Isn’t it ironic?
Looking back at 2020, I recall President Donald Trump referring to U.S. Sen. Mitt Romney of Utah as a “loser” who, as the 2012 Republican presidential nominee, couldn’t even defeat a sitting president in the midst of a bad economy.
The most openly sensitive president in modern history tweeted his opinion after Romney became the only senator of a president’s own party in history to vote to convict him on impeachment charges in February.
How ironic, then, that Trump just lost an election he was positioned to win in a landslide against an apparently weaker opponent — pandemic or no pandemic?
All Trump had to do was exhibit some national leadership on COVID-19.
He could have heroically led us out of this pandemic by merely following a pandemic “playbook” his administration already had access to.
He could have boosted his image and re-election prospects while helping the rest of us by leading the economy back to some semblance of pre-pandemic normalcy.
Instead, he politicized the pandemic and played the victim — he was always being criticized by the “fake news” media after all — and sought to divide individual states in their efforts to defeat the virus.
When Barack Obama left office in January 2017, the economy was growing at a 2.3% clip after emerging from the deepest recession in generations.
Trump inherited the ongoing economic growth of the previous administration and was overseeing a slightly higher 2.5% annual increase in his first three years, according to the BBC.
Even with an impeachment trial in January that everyone knew was doomed to failure — the Republican-led Senate voted to acquit him — Trump could keep boasting about the economy on Twitter and the numbers would back him up.

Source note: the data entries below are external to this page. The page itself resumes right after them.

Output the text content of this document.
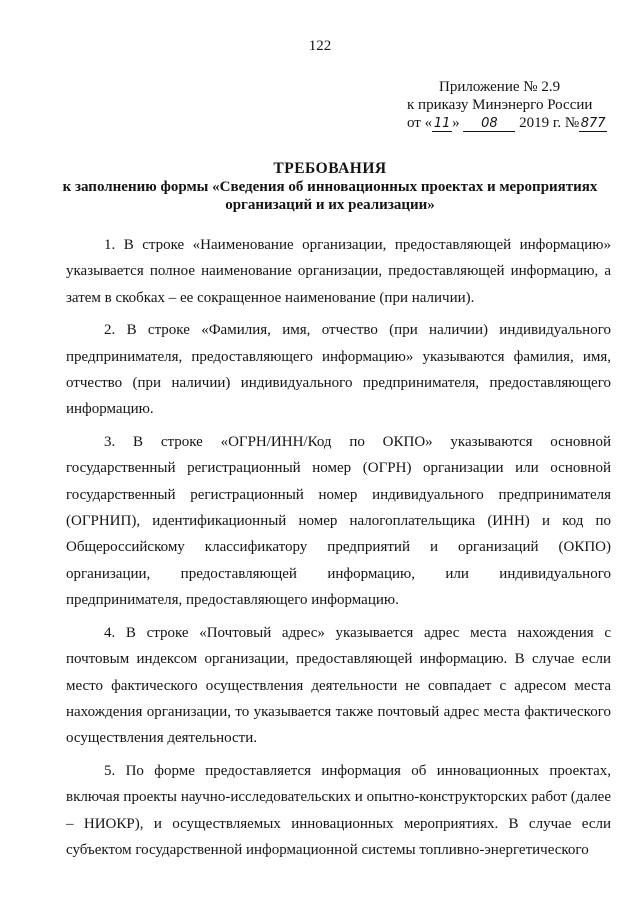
122
Приложение № 2.9
к приказу Минэнерго России
от « 11 » 08 2019 г. № 877
ТРЕБОВАНИЯ
к заполнению формы «Сведения об инновационных проектах и мероприятиях организаций и их реализации»

1. В строке «Наименование организации, предоставляющей информацию» указывается полное наименование организации, предоставляющей информацию, а затем в скобках – ее сокращенное наименование (при наличии).

2. В строке «Фамилия, имя, отчество (при наличии) индивидуального предпринимателя, предоставляющего информацию» указываются фамилия, имя, отчество (при наличии) индивидуального предпринимателя, предоставляющего информацию.

3. В строке «ОГРН/ИНН/Код по ОКПО» указываются основной государственный регистрационный номер (ОГРН) организации или основной государственный регистрационный номер индивидуального предпринимателя (ОГРНИП), идентификационный номер налогоплательщика (ИНН) и код по Общероссийскому классификатору предприятий и организаций (ОКПО) организации, предоставляющей информацию, или индивидуального предпринимателя, предоставляющего информацию.

4. В строке «Почтовый адрес» указывается адрес места нахождения с почтовым индексом организации, предоставляющей информацию. В случае если место фактического осуществления деятельности не совпадает с адресом места нахождения организации, то указывается также почтовый адрес места фактического осуществления деятельности.

5. По форме предоставляется информация об инновационных проектах, включая проекты научно-исследовательских и опытно-конструкторских работ (далее – НИОКР), и осуществляемых инновационных мероприятиях. В случае если субъектом государственной информационной системы топливно-энергетического
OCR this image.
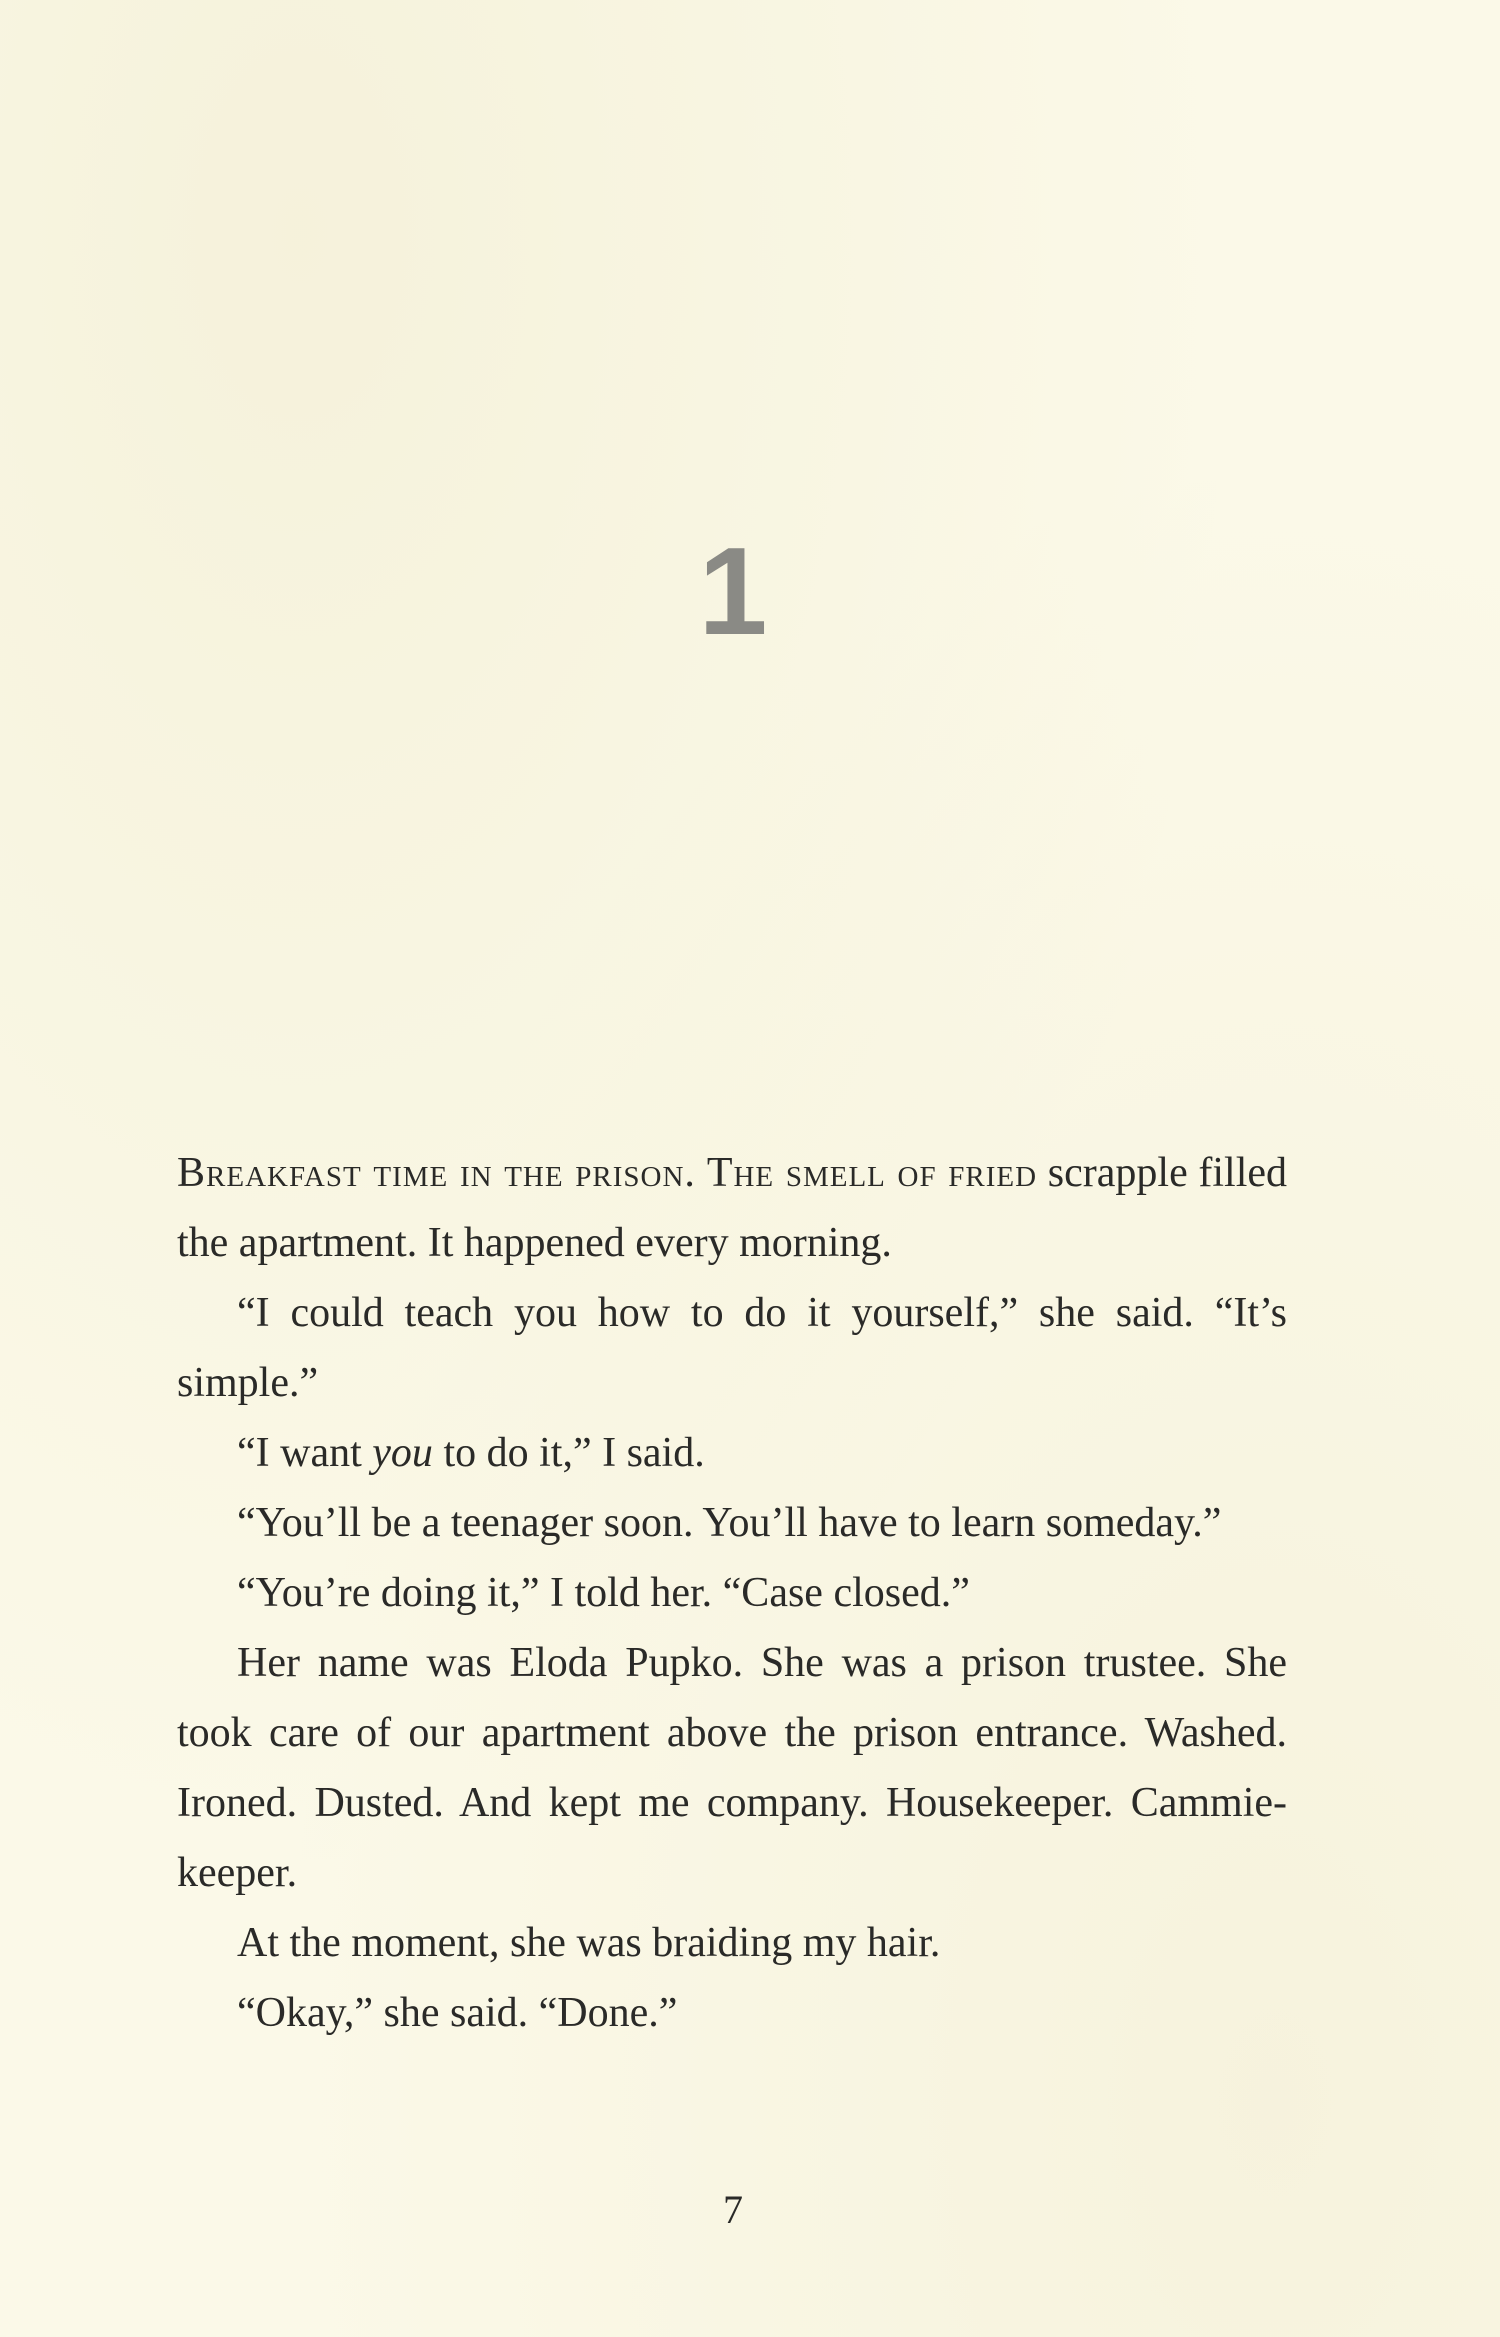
1

Breakfast time in the prison. The smell of fried scrapple filled the apartment. It happened every morning.

“I could teach you how to do it yourself,” she said. “It’s simple.”

“I want you to do it,” I said.

“You’ll be a teenager soon. You’ll have to learn someday.”

“You’re doing it,” I told her. “Case closed.”

Her name was Eloda Pupko. She was a prison trustee. She took care of our apartment above the prison entrance. Washed. Ironed. Dusted. And kept me company. Housekeeper. Cammie-keeper.

At the moment, she was braiding my hair.

“Okay,” she said. “Done.”

7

But gathering dust on a shelf somewhere in the White House was the playbook the U.S. wrote on how to effectively deal with a pandemic — just as one was brewing in China.
The 69-page document was written by members of the Obama administration in 2016 after they saw how badly some countries dealt with the Ebola outbreak in 2014.
It laid out the decisions to be made and agencies to be mobilized in a health disaster, according to a report from the Milwaukee Journal Sentinel.
“Throughout its pages, the document stressed the need for an early public health response coordinated by the federal government” and was designed “so there wasn’t piecemeal thinking when trying to fight the next public health battle,” said one former official who contributed to the playbook in a story published by the online news outlet Politico.
Trump’s homeland security adviser, Tom Bossert, even expressed enthusiasm about its potential as part of a broader strategy for the incoming administration to fight pandemics, two former officials told Politico.
But Trump was focused as ever on his image and worried about such inconsequential things as the size of the crowd at his inauguration.
He apparently believed anything the Obama administration passed on to his administration had no value.
As a result, other countries have done far better at dealing with the pandemic and did far less harm to their economies than the U.S. did.
Taiwan, for example, did not record a single locally-transmitted case of COVID-19 for more than eight months before early December.
Soon after dealing with its first case, Vietnamese Prime Minister Nguyen Xuan Phuc told his country’s citizens that fighting COVID “means fighting the enemy.” Posters from the government stated “to stay home is to love your country.”
By contrast, Trump sent out tweets urging governors to “LIBERATE” and lift the stay-at-home orders three weeks into the lockdowns of Michigan, Minnesota and Virginia, the Milwaukee newspaper reported.
“While leaders of other countries united their citizens behind the idea of collective sacrifice through lockdowns and other measures, U.S. leaders, especially the president, politicized the pandemic. When Americans most needed to pull together, they slipped deeper into bitter polarization.”
It also noted in the October news story that Trump “routinely dismissed the advice of his own health experts, downplaying the severity of the pandemic” and admitted to journalist Bob Woodward that he downplayed it to avoid triggering panic.
With no national leadership or single response, governors like Brian Kemp were left to fend for themselves and compete against other governors for scarce PPE.
As a result, Kemp and other governors had to deal with the disease — and often constant criticism from a president who should have taken responsibility — the best they could.
In my view, Kemp inherited a mess and has helped bring Georgia’s economy back in better fashion than other states, giving us a comparatively lower jobless rate than many despite increasing infection rates in recent weeks.
As a result of a lack of national leadership, the American economy could require years to rebound while other, better-prepared countries require far less time.
These are countries, like Nigeria, that we’ve historically looked down on for their public health practices.
But their willingness to sacrifice for the greater good, rather than not taking it seriously, left them with COVID death rates that in some cases were 10 times lower than the U.S.
He’s done his best to politicize a tragedy that’s resulted in 335,000 Americans dead from his “China virus.”
Mr. Trump, it’s time to go and make way for someone who is serious about trying to lead us out of the mess you helped cause.